Nicht direkt. Und es ist sicher nicht als Politikum gemeint. Ich habe etwa vor einem Jahr ein erstes Bild von mir gepostet, und habe halt schnell gemerkt, wie positiv die Reaktionen der Leute sind, wenn sie etwas Privates von dir wissen. Alles, was ich problemlos posten kann, das darf man auch gerne wissen. Ich würde beispielsweise niemals Bilder aus meinem Badezimmer posten. Ich finde es aber auch tatsächlich gut, zu zeigen, dass man nicht so viel Angst vor der Preisgabe von Privatem haben braucht.

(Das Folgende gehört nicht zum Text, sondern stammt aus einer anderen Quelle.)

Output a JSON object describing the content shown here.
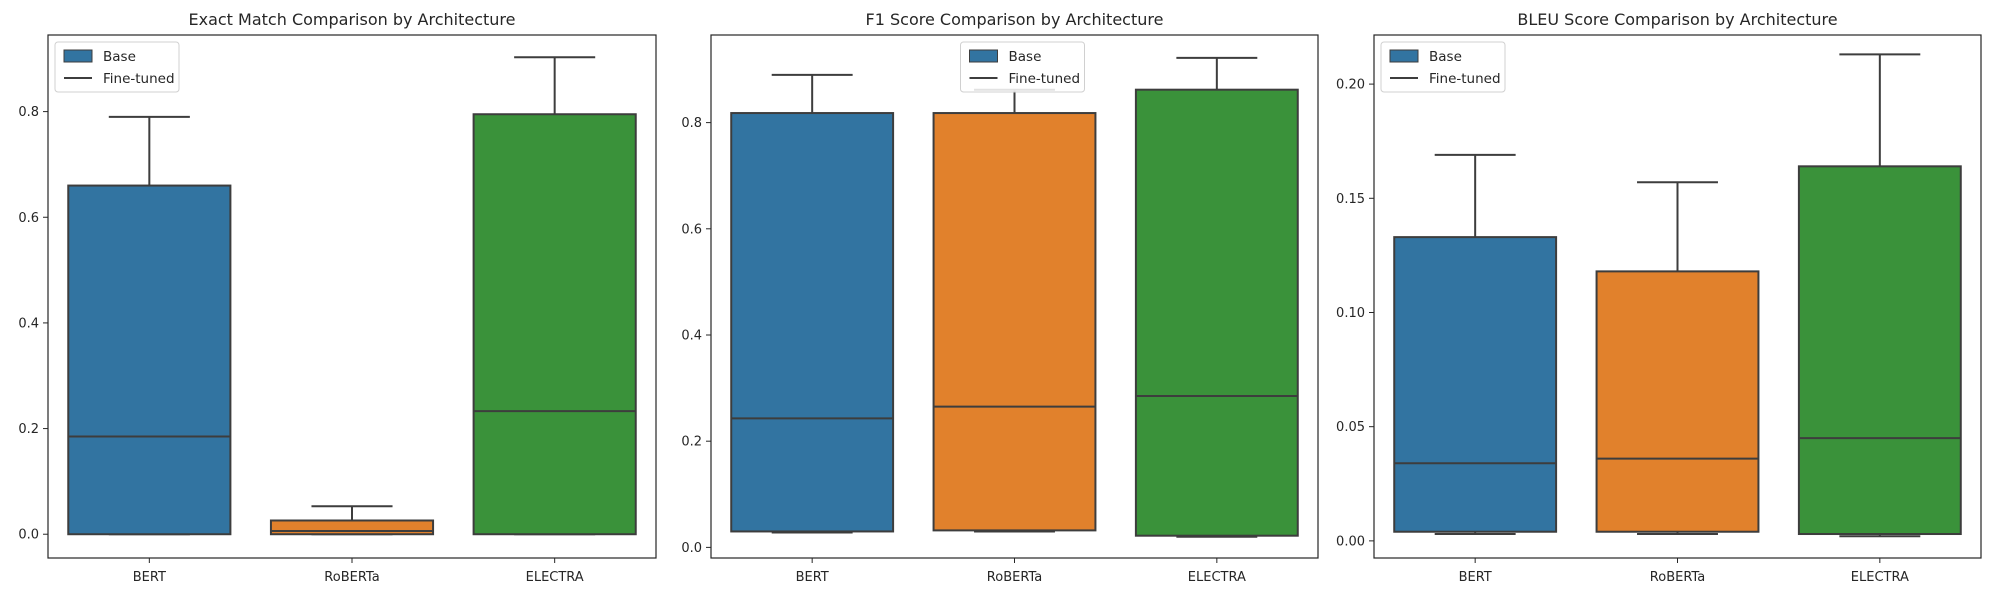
{
  "colors": {
    "BERT": "#3274a1",
    "RoBERTa": "#e1812c",
    "ELECTRA": "#3a923a",
    "line": "#3d3d3d",
    "axes": "#262626"
  },
  "chart_data": [
    {
      "type": "box",
      "title": "Exact Match Comparison by Architecture",
      "categories": [
        "BERT",
        "RoBERTa",
        "ELECTRA"
      ],
      "ylim": [
        -0.045,
        0.945
      ],
      "yticks": [
        0.0,
        0.2,
        0.4,
        0.6,
        0.8
      ],
      "ytick_labels": [
        "0.0",
        "0.2",
        "0.4",
        "0.6",
        "0.8"
      ],
      "legend": {
        "position": "upper left",
        "entries": [
          "Base",
          "Fine-tuned"
        ]
      },
      "boxes": [
        {
          "category": "BERT",
          "whislo": 0.0,
          "q1": 0.0,
          "med": 0.185,
          "q3": 0.66,
          "whishi": 0.79
        },
        {
          "category": "RoBERTa",
          "whislo": 0.0,
          "q1": 0.0,
          "med": 0.006,
          "q3": 0.026,
          "whishi": 0.053
        },
        {
          "category": "ELECTRA",
          "whislo": 0.0,
          "q1": 0.0,
          "med": 0.233,
          "q3": 0.795,
          "whishi": 0.903
        }
      ]
    },
    {
      "type": "box",
      "title": "F1 Score Comparison by Architecture",
      "categories": [
        "BERT",
        "RoBERTa",
        "ELECTRA"
      ],
      "ylim": [
        -0.02,
        0.965
      ],
      "yticks": [
        0.0,
        0.2,
        0.4,
        0.6,
        0.8
      ],
      "ytick_labels": [
        "0.0",
        "0.2",
        "0.4",
        "0.6",
        "0.8"
      ],
      "legend": {
        "position": "upper center",
        "entries": [
          "Base",
          "Fine-tuned"
        ]
      },
      "boxes": [
        {
          "category": "BERT",
          "whislo": 0.028,
          "q1": 0.03,
          "med": 0.243,
          "q3": 0.818,
          "whishi": 0.89
        },
        {
          "category": "RoBERTa",
          "whislo": 0.03,
          "q1": 0.032,
          "med": 0.265,
          "q3": 0.818,
          "whishi": 0.862
        },
        {
          "category": "ELECTRA",
          "whislo": 0.02,
          "q1": 0.022,
          "med": 0.285,
          "q3": 0.862,
          "whishi": 0.922
        }
      ]
    },
    {
      "type": "box",
      "title": "BLEU Score Comparison by Architecture",
      "categories": [
        "BERT",
        "RoBERTa",
        "ELECTRA"
      ],
      "ylim": [
        -0.0075,
        0.2215
      ],
      "yticks": [
        0.0,
        0.05,
        0.1,
        0.15,
        0.2
      ],
      "ytick_labels": [
        "0.00",
        "0.05",
        "0.10",
        "0.15",
        "0.20"
      ],
      "legend": {
        "position": "upper left",
        "entries": [
          "Base",
          "Fine-tuned"
        ]
      },
      "boxes": [
        {
          "category": "BERT",
          "whislo": 0.003,
          "q1": 0.004,
          "med": 0.034,
          "q3": 0.133,
          "whishi": 0.169
        },
        {
          "category": "RoBERTa",
          "whislo": 0.003,
          "q1": 0.004,
          "med": 0.036,
          "q3": 0.118,
          "whishi": 0.157
        },
        {
          "category": "ELECTRA",
          "whislo": 0.002,
          "q1": 0.003,
          "med": 0.045,
          "q3": 0.164,
          "whishi": 0.213
        }
      ]
    }
  ]
}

Themenwechsel, die vier Liebesgeschichten-Bände der Eschberg-Reihe, der Katzen-Liebes-Roman "Tiffany" und die Komödie "#Lenning" stammen aus deiner Feder. Wie ist die Entwicklung zur Autorin vonstatten gegangen?
Geschrieben habe ich immer schon. Schülerzeitung, erste Essays, erste Ausflüge in die Lyrik folgten. Dann habe ich mit den Liebesromanen angefangen, weil der Markt nicht mehr das hergegeben hat, was ich gerne lesen wollte, was mich bewegt hätte. Ich hatte immer schon Geschichten im Kopf, habe immer schon was aufgeschrieben. Meine Lehrer und Dozenten haben mir immer unter die Klausuren und Hausarbeiten geschrieben, dass sie meinen Schreibstil mögen. Das war der Aufhänger, die Geschichten, die ich erzählen möchte, wenigstens für mich mal zusammenzufassen. Dass ich die dann tatsächlich veröffentlicht habe, lag nur daran, dass Selfpublishing in Deutschland gewachsen war und angenommen wurde. Ende 2015 habe ich dann die ersten Proben an Verlage geschickt. Ich habe damals drei Feedbacks bekommen, das als gutes Zeichen gewertet und dann im Juni 2016 das erste Buch in die Veröffentlichung gegeben.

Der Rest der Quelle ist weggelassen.